The First Intermediate Period, c.2181 - 2040BC


There was a downside to the technological progress made during the Old Kingdom. Feats of engineering like the Sphinx and the pyramids at Giza had made the Egyptians complacent. This feeling of invincibility was exacerbated by the position of their country, hidden as it was in the fertile Nile Valley. A word encapsulated how they felt about their civilisation - ma'at (stability). However, the situation on the ground was not as rosy as many Egyptians would have liked to think. The long reign of Pepi II had weakened central government, as the nomarchs (local governors) increasingly began to assert their independence from Pharaoh. On the death of Pepi II, everything collapsed. Any nominal authority exerted by central government disappeared, as the nomarchs jostled for position, attempting to found their own dynasties.

Papyri dating from the Middle Kingdom show this breakdown very clearly. Due to the unstable nature of the period, no firm historical records survive from the First Intermediate Period. There are some sources that mention a seventh dynasty which had 70 kings and which reigned for a total of 70 days. These are apocryphal, but nevertheless show how much the system had broken down.

We can place an eighth dynasty, which was possibly descended in some way from Pepi II and which ruled from Memphis, but we must assume that any influence they exerted was confined to the area immediately around Memphis, as the Nile Delta has been invaded by "asiatics" (the name given by Egyptians to people from what we now call the Middle East). The kings of the eighth dynasty are somewhat ephemeral, but we know of 2 possible ones - Wajdkare and Qakare Iby.

After perhaps between 20 and 30 years, the eighth dynasty fell and the nomarchs once again jostled for supreme power.

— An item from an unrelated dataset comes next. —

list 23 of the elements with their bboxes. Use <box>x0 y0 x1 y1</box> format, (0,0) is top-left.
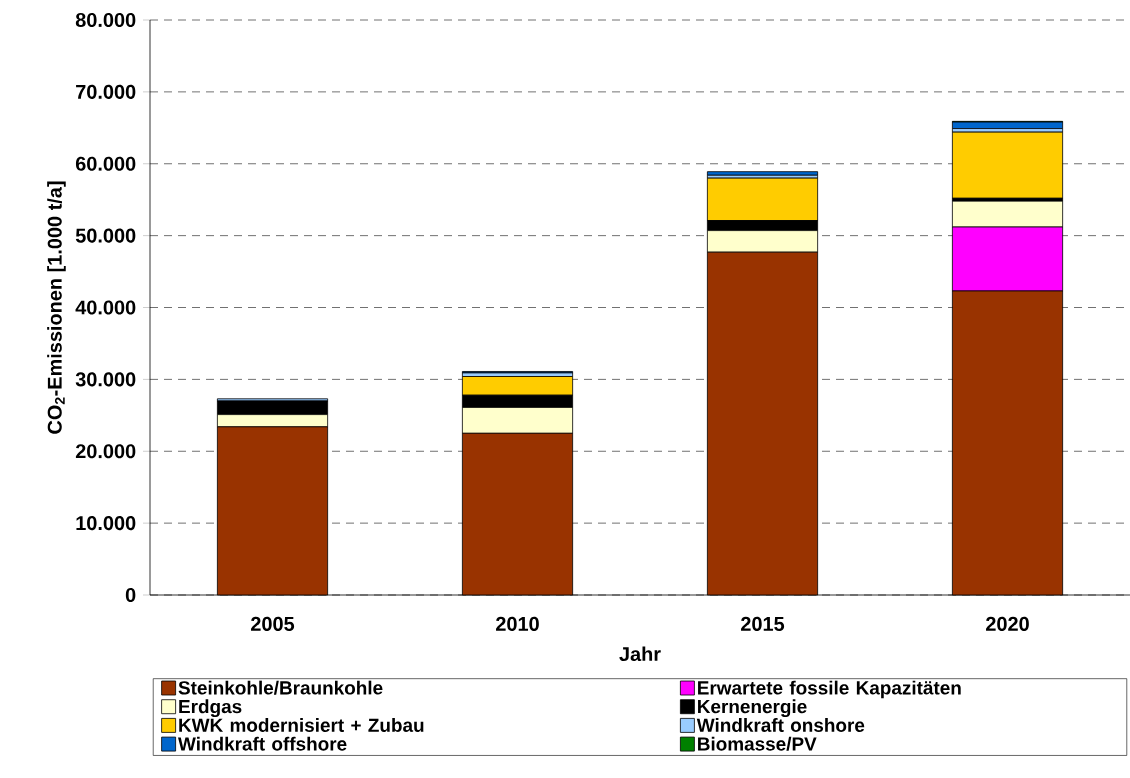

We now see the emergence of a ninth dynasty, ruling from Herakleopolis, perhaps founded by one Meryibre Khety. Both this dynasty and its Herakleopolitain successor, the tenth dynasty, seem to have been highly unstable, with frequent changes of ruler.

Running concurrent to the tenth dynasty, another dynasty was being established in Thebes (the eleventh dynasty). Founded by Intef I in c. 2134BC, the first 3 kings of DXI (all called Intef, by the way, and buried in an area called Dra Abu el-Naga, near to what would later become the Valley of the Kings) fought an ongoing conflict with the Herakleopolitain DX monarchs, with frequent clashes in the area around Abydos, where their two spheres of influence met. Intef II pushed the border North as far as Antaeopolis, taking the important cult centre of Abydos in the process, and his successor Intef III extended his influence further north to Asyut.